Dopo le dimissioni di Mugnai di poche settimane fa, ancora scintille tra i due candidati fiorentini: “Ci sono 80 candidati, fare campagna per uno solo non è normale”

Ancora acque turbolente dentro Forza Italia. Poche settimane fa le dimissioni del coordinatore regionale Stefano Mugnai, contrario al diktat del partito nazionale di candidare alle elezioni regionali come capolista di Forza Italia a Firenze Marco Stella, consigliere regionale uscente, al posto di Jacopo Cellai, appoggiato dallo stesso Mugnai e da gran parte della base del partito.

In quei giorni volarono letteralmente gli stracci. “Eri sul mercato fino a due giorni fa”, si leggeva in un comunicato stampa al vetriolo diffuso da Cellai, che assieme alla base accusava apertamente il compagno di partito/rivale di essere stato sul punto di passare alla Lega (come effettivamente sembrava) o addirittura ad Italia Viva. Con poche smentite pubbliche da parte di Stella.

Poi, viste le elezioni vicinissime, il tentativo di ricucire tutto. Il senatore Massimo Mallegni scelto da Roma a sostituire Mugnai e compatti, almeno pubblicamente, fino al voto. Poi chissà.
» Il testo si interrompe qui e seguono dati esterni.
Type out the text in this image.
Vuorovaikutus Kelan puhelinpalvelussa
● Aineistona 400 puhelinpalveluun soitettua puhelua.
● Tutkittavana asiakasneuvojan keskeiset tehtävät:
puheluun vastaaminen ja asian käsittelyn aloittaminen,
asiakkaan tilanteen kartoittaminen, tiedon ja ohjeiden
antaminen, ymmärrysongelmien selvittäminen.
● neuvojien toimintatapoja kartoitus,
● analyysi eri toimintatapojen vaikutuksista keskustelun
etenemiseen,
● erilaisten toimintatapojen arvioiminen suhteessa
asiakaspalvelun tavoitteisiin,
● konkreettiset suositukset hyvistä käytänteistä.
Cellai però in queste ore deve ingoiare un altro rospo. Stasera, alla festa personale di chiusura di campagna elettorale allestita da Marco Stella alle Serre Torrigiani, ci saranno tutti i vertici nazionali del partito: il vicepresidente di FI Antonio Tajani, Mallegni, oltre alle parlamentari Ronzulli e Bergamini.
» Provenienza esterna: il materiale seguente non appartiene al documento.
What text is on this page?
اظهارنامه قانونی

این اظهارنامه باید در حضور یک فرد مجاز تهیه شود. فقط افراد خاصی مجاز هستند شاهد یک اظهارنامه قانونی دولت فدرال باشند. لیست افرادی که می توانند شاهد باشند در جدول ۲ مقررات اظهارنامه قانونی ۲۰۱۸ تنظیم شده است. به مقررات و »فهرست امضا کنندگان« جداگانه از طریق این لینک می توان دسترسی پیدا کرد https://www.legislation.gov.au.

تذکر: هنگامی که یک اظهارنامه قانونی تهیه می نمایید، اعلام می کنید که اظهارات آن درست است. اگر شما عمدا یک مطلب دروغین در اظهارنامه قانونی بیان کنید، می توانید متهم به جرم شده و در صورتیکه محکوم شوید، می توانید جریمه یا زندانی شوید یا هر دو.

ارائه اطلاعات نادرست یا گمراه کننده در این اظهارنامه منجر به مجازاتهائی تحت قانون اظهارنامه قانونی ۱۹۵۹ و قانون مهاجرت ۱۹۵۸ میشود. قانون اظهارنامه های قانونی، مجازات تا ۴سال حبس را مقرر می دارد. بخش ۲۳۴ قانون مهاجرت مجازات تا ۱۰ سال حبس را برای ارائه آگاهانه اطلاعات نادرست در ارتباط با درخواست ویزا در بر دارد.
“Scopriamo che all'iniziativa di chiusura di campagna elettorale di Stella sarebbero presenti Tajani e Mallegni, cosa che ci pare alquanto inopportuna. Speriamo si tratti di un errore. In Toscana ci sono altri 79 candidati alle elezioni regionali che meriterebbero altrettanta attenzione politica a 48 ore dalle elezioni. Fare campagna per un solo candidato dopo la chiusura ufficiale dell'intera coalizione non è cosa normale e opportuna quando si ricoprono responsabilità nazionali e regionali, specie a due giorni dalle elezioni. I vertici del Partito - mette nero su bianco Cellai -, dovrebbero sostenere l'intera lista”.